Now it is enough for a worker to send a chatbot link to the bait product, after which the bot itself generates a full phishing kit: links on courier service pages for payment and refund. Over ten different types of Telegram bots exist that create pages using foreign brands in France, Bulgaria, Romania, Poland and Czech Republic. Under each brand and country, the scammers write instruction scripts that help new workers log in on foreign sites and conduct dialogue with victims in the local language.

Aside from that, chat bots are linked to “shops” where you can buy accounts for different messaging boards, digital wallets, targeted email newsletters, manuals and so on, including finding a lawyer who will defend a scammer should they be caught and end up in court.

“For now, two things are serving as obstacles to this fraud scheme scaling up: the language barrier and the difficulty with transferring cash from abroad,” said Andrey Busargin, the deputy head of Group-IB for Digital Risk Protection. “Once these obstacles are overcome, we expect a fraud boom in the West. On the flip side, such popularity will mean competition between the scammers themselves who often unknowingly try to rip each other off.”
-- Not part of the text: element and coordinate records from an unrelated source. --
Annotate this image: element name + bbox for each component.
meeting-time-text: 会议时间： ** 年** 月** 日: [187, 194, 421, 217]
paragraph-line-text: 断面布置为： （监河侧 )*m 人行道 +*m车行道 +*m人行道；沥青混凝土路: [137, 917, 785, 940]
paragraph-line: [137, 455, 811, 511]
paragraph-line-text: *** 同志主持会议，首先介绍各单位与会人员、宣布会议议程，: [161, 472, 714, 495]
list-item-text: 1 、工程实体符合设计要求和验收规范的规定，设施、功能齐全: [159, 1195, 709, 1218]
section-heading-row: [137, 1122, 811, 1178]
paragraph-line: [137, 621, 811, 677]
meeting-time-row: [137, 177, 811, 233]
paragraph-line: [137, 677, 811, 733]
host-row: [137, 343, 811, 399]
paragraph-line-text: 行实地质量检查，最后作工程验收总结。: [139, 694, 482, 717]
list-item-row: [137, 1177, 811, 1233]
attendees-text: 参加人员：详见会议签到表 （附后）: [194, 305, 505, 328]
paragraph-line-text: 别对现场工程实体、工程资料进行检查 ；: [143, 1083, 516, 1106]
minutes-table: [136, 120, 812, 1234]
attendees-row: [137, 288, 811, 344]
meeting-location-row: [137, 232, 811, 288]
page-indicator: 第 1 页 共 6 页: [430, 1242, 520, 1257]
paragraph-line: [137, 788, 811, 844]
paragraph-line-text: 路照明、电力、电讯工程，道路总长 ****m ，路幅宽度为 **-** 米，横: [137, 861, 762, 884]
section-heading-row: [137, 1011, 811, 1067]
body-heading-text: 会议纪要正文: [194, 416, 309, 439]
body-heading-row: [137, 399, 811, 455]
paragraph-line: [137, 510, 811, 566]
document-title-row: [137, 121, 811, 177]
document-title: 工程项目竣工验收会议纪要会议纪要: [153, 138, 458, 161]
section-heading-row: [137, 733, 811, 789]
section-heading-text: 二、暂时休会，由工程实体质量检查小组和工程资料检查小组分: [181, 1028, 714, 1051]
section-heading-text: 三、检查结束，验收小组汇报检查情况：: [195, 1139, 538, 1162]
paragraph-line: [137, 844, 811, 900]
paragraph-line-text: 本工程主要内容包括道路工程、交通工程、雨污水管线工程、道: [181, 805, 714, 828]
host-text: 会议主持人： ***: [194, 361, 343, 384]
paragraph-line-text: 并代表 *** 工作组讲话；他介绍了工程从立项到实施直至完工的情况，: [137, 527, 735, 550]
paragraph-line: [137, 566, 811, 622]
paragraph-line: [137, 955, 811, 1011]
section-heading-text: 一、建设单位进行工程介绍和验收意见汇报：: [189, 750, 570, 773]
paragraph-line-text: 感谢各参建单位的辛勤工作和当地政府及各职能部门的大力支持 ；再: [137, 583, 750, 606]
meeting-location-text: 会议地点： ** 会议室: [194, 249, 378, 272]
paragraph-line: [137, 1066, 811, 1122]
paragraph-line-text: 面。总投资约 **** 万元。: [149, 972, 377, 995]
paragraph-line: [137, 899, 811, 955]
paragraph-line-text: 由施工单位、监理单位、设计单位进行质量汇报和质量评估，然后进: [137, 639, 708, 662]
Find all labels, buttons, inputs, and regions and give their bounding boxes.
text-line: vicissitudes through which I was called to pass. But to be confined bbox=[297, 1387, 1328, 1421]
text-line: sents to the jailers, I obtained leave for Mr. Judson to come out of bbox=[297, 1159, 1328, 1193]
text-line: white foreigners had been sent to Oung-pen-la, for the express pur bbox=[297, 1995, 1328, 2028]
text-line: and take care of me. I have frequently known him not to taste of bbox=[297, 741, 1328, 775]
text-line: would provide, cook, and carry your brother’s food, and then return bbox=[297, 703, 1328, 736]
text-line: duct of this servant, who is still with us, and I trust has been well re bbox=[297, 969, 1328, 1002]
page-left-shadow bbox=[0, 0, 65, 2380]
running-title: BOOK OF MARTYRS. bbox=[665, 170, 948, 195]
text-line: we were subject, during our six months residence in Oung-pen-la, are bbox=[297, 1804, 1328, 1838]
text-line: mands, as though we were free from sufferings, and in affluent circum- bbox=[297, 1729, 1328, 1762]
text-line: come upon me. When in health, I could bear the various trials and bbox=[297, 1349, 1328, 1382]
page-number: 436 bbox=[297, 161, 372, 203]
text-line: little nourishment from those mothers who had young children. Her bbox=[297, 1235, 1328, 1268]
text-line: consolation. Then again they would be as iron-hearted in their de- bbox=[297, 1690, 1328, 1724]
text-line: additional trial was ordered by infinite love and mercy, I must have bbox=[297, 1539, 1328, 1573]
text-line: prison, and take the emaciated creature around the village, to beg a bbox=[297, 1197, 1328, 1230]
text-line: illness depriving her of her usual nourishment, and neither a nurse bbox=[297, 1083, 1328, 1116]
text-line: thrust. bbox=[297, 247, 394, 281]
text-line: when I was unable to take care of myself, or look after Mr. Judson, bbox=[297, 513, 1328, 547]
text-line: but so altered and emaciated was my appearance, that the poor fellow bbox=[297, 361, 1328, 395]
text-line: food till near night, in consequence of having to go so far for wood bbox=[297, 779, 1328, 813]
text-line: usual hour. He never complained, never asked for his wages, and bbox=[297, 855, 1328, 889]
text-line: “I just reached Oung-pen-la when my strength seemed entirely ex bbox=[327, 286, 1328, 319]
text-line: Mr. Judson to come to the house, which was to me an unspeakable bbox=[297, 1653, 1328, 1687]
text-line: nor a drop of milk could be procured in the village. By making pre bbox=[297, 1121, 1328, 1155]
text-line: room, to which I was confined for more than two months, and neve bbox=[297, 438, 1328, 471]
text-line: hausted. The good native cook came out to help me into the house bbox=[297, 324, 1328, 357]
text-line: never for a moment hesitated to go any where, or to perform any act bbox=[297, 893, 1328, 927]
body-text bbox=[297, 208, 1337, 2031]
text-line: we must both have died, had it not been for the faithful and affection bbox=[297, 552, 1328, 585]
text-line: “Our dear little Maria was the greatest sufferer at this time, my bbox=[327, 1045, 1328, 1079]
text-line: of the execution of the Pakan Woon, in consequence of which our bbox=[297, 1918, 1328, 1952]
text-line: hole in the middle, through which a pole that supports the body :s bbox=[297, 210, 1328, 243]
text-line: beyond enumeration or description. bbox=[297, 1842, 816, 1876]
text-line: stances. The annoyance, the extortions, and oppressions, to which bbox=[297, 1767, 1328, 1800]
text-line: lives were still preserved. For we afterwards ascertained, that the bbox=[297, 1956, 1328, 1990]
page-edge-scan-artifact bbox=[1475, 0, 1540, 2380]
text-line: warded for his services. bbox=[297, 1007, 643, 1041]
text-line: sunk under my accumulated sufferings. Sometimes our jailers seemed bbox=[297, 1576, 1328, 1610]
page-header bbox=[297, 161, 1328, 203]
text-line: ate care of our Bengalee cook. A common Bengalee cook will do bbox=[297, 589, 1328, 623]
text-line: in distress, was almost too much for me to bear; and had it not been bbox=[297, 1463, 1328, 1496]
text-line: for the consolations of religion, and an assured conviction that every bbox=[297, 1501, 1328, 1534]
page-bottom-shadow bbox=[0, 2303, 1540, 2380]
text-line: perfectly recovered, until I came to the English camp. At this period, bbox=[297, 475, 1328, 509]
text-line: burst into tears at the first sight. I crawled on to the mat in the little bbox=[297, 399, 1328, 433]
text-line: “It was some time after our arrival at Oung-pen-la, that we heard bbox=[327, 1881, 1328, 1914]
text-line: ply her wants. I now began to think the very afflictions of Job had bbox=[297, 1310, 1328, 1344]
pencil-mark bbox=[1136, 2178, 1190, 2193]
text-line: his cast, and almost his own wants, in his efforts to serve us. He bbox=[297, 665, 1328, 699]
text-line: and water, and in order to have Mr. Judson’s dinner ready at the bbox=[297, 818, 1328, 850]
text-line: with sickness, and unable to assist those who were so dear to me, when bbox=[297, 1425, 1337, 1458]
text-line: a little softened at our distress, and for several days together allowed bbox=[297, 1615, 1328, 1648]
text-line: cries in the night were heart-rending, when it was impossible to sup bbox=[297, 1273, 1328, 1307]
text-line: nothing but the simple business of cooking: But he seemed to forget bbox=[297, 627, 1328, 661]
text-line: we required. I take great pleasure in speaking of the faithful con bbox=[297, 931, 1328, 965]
How to fight Mammoth: recommendations for brands and users

Compared to Russia, where courier services, free ad websites, and property rental resources took the strongest hit from Mammoth, the vast majority of security personnel in international companies are unprepared for this type of fraud. Classic types of monitoring and blocking is no longer enough – it is necessary to identify and block the infrastructure of criminal groups by using an automated DRP class detection system for identifying and eliminating digital risks based on artificial intelligence, the knowledge base of which is regularly fed with information about the infrastructure, tactics, and tools of new fraud schemes.

Advice for users is simple but necessary when making online purchases: Trust only official sites. Before entering your card details, study the web address carefully, Google it and check when it was created. If the site is a couple of months old, there’s a good chance that it is fraudulent. When using home rental services or services for selling new and second-hand goods, do not go to messengers, conduct all communication on the chat service. Do not make a prepayment for goods until you have received the product and are certain it is in good condition. Large discounts are one of the signs that you are looking at a “bait product” and that the site has been created by scammers.